The military's two top ranking officers said in a Senate confirmation hearing that the department has been working on the plan for the past two weeks and should...
By Cogan Schneier
Special to Federal News Radio
Several months after submitting a 2014 budget that assumed sequestration would be undone by Congress, the Defense Department now is working on a detailed contingency plan that takes the automatic budget cuts into account.
DoD is in the process of preparing specifics on a plan for fiscal 2014, which should be completed by Oct. 1, Adm. James A. Winnefeld said Thursday during his confirmation hearing for a second term as vice chairman of the Joint Chiefs of Staff before the Senate Armed Services Committee. He spoke alongside Gen. Martin Dempsey, the Joint Chiefs chairman, who also is awaiting confirmation for a second two-year term.

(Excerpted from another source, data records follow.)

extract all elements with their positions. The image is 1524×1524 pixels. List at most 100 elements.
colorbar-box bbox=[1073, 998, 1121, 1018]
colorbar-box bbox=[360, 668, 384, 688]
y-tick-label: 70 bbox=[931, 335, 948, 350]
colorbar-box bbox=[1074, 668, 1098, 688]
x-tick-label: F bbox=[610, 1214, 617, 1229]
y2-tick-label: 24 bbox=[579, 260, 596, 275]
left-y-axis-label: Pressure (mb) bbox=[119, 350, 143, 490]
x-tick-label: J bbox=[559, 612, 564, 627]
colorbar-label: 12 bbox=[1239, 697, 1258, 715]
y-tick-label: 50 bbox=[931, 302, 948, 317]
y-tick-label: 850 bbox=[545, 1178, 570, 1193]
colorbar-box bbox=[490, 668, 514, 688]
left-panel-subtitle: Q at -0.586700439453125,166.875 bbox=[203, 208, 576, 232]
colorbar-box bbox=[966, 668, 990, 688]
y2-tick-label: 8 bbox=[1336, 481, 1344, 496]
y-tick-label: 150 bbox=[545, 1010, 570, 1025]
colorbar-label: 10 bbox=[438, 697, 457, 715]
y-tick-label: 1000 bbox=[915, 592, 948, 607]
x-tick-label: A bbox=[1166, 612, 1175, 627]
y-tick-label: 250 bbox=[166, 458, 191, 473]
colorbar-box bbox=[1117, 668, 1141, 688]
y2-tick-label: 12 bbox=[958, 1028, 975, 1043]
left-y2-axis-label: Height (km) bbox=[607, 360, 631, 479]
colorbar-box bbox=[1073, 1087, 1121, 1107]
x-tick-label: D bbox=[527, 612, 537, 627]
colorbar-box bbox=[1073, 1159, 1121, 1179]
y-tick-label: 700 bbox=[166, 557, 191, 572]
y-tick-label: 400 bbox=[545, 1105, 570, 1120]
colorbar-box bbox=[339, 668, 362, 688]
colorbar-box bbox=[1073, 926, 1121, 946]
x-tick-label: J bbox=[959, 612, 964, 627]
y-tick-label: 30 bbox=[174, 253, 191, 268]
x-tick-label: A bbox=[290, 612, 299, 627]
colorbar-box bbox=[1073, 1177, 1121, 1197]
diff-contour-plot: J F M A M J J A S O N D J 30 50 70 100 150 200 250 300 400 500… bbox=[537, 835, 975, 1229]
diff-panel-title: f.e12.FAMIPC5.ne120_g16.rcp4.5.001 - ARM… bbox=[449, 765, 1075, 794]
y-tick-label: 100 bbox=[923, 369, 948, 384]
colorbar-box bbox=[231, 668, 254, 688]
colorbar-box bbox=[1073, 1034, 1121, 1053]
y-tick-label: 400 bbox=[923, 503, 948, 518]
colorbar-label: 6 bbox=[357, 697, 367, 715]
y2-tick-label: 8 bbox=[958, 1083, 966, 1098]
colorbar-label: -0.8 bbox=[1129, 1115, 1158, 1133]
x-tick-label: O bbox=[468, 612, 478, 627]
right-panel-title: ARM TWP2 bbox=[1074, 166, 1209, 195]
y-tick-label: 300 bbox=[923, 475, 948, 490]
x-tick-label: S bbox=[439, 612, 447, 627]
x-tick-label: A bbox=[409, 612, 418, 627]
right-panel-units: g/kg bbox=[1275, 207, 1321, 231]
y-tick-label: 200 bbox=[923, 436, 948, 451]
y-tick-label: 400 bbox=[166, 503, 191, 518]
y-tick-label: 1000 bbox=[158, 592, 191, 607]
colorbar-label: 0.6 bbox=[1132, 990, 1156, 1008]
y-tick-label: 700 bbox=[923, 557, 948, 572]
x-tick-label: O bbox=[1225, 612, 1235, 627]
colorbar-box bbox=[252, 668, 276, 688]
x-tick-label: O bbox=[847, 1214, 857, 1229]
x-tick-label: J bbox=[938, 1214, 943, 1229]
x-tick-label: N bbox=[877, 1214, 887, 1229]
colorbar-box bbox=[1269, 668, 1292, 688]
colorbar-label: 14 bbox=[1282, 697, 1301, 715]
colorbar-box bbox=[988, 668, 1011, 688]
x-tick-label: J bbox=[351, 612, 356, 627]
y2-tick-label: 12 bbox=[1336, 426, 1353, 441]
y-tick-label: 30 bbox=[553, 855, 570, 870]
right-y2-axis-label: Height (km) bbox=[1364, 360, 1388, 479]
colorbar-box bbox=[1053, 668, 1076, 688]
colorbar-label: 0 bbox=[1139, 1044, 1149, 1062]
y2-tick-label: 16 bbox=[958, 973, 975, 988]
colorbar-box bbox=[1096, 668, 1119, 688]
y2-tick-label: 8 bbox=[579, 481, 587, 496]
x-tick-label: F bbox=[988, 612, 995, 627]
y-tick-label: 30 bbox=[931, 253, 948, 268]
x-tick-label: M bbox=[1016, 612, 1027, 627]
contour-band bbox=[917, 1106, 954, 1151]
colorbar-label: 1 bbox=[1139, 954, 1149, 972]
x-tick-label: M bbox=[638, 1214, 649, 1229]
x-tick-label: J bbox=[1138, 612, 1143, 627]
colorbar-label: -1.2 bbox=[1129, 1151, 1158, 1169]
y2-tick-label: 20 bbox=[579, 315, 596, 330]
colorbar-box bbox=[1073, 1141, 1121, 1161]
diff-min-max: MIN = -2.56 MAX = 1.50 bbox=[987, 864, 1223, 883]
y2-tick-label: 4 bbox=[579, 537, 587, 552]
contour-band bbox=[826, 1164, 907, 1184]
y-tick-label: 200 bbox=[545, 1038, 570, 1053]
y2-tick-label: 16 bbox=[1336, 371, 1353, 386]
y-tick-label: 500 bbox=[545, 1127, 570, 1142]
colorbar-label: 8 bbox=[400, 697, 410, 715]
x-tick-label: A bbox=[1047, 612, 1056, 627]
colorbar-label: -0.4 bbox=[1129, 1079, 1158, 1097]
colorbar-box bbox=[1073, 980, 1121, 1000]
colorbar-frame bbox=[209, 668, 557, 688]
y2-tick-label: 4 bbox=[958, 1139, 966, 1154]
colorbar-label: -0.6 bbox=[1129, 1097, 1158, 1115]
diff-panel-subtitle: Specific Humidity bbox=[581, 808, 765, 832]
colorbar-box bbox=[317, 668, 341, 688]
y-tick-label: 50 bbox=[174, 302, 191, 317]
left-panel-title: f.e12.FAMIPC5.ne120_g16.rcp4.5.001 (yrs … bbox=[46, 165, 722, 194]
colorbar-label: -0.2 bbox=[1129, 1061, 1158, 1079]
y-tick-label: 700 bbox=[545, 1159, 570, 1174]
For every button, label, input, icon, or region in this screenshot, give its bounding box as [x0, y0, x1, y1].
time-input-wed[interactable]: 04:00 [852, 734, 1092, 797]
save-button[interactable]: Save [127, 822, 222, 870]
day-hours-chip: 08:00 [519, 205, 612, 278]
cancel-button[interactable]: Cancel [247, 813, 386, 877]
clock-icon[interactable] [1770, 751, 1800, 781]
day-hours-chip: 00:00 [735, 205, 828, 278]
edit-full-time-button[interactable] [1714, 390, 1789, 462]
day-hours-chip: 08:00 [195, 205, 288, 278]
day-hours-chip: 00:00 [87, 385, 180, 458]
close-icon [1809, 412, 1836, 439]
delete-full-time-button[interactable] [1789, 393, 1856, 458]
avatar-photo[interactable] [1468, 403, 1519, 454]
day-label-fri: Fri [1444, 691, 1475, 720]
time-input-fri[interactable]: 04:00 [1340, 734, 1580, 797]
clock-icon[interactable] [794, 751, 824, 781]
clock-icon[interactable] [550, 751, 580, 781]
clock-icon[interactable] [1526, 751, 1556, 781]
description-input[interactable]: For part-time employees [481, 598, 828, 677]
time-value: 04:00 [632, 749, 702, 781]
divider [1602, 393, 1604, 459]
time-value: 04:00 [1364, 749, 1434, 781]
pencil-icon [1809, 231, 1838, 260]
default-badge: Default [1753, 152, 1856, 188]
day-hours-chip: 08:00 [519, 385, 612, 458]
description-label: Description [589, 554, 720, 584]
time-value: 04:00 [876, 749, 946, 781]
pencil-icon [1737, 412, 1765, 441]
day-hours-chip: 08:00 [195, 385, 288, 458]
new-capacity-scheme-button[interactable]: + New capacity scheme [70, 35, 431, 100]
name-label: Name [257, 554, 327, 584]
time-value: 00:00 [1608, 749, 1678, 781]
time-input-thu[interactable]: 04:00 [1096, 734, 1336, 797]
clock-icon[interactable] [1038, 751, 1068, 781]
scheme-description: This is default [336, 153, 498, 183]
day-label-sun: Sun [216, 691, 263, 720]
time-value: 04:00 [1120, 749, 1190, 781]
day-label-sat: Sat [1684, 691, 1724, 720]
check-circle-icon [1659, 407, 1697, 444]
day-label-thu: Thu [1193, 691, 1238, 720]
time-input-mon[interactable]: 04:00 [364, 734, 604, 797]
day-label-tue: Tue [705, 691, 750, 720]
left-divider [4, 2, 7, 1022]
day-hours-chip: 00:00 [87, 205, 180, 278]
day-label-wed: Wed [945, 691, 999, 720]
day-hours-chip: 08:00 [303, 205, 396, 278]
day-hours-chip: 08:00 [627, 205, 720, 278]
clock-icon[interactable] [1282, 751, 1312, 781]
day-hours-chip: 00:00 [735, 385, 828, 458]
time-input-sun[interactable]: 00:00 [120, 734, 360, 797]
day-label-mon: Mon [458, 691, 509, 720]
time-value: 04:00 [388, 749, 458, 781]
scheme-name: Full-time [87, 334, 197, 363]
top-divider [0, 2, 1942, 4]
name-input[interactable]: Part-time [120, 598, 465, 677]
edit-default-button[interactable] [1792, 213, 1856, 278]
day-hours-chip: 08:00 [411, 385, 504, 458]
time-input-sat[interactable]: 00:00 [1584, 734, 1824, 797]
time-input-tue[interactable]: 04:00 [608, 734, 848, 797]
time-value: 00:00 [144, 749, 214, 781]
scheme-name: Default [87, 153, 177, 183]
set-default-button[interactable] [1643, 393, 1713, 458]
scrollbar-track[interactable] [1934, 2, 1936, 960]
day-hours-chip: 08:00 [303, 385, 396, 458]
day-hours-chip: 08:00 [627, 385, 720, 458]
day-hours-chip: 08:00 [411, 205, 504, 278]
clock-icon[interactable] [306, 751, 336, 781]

In response to a congressional request for a spending plan that complied with sequestration, Defense Secretary Chuck Hagel outlined the consequences of a $52 billion budget cut in a letter to the committee last week. Hagel did not mention specific cuts that would be made or their potential outcomes in the letter.
Five budget exercises going on
Senators expressed disappointment with Hagel’s lack of specifics around the cuts that DoD would make if sequestration persisted into 2014. But Winnefeld said the letter only was intended to provide the “rough contours” of the effects of prolonged budget caps. He said providing line-by-line details on a sequestered 2014 budget would take much more work.
“It’s important for us to keep in mind there are about five things the service budget planners are having to go through right now,” Winnefeld said. “They’re going through what [fiscal 2014] is going to look like under the conditions that were asked for in the letter. They’re finalizing what execution would look like under the president’s budget. They’re also having to develop two or three different scenarios for the 2015-19 budget, and these people are furloughed once a week. So, it’s a little tough to produce fine detail that quickly. But the services have been given a task, and I believe they’ll have an execution plan before the first of October.”
Hagel said Tuesday that he ordered 20 percent “across the top” budget cuts for headquarters elements across the DoD.
Winnefeld said the reductions, set to start in 2015, would apply to every worker in the headquarters of the military services, the Joint Staff, the Office of the Secretary of Defense and DoD’s combatant commands, not just top brass.
“This is a significant cut, and we offered it,” he said. “We believe we have to be more efficient. Never waste a crisis. And so it’s the entire staff.”
More time to cut spending
Though the cuts required by sequestration are difficult, the Pentagon could handle them much more sensibly if they were applied over a longer time period, Deputy Secretary of Defense Ashton Carter said during a security forum at the Aspen Institute in Colorado Thursday.
Carter said DoD is taking “very seriously” the prospect that the political gridlock that let sequestration take effect during 2013 will drag on, and that the failsafe budget levels the Budget Control Act set out for the next decade will become the “new normal.”
“Because that’s the path of least resistance for the political system. If a big deal can’t be put together by the Congress, we’ll drift into next year with some continuation of this. Our responsibility is to be prepared for that eventuality,” he said. “We’re going to do our level-best to make the strategic transition to the Asia-Pacific, get rid of old things we don’t need as fast as we can, get new things, treat our people as decently as we can, recognizing that we’re going to have to shed people.”
Military leaders also are concerned about sequestration’s effect on the civilian workforce, especially as the baby boomer generation begins to retire. Budget cuts threaten programs designed to recruit talented youth, and losing that capacity will be damaging to the long-term health of the workforce, officials said.
Winnefeld said government personnel policies tend to require the use of “last-in, first-out” approaches to workforce reductions.
“As we get smaller, that’s the tendency under the rules we have, and that’s our seed corn,” he said. “All these young, technically-adept folks, we’re going to lose them. The people who get to stay are going to retire, and there’s nothing to backfill them. It’s something we’ve got to watch closely.”
Cogan Schneier is an intern for Federal News Radio.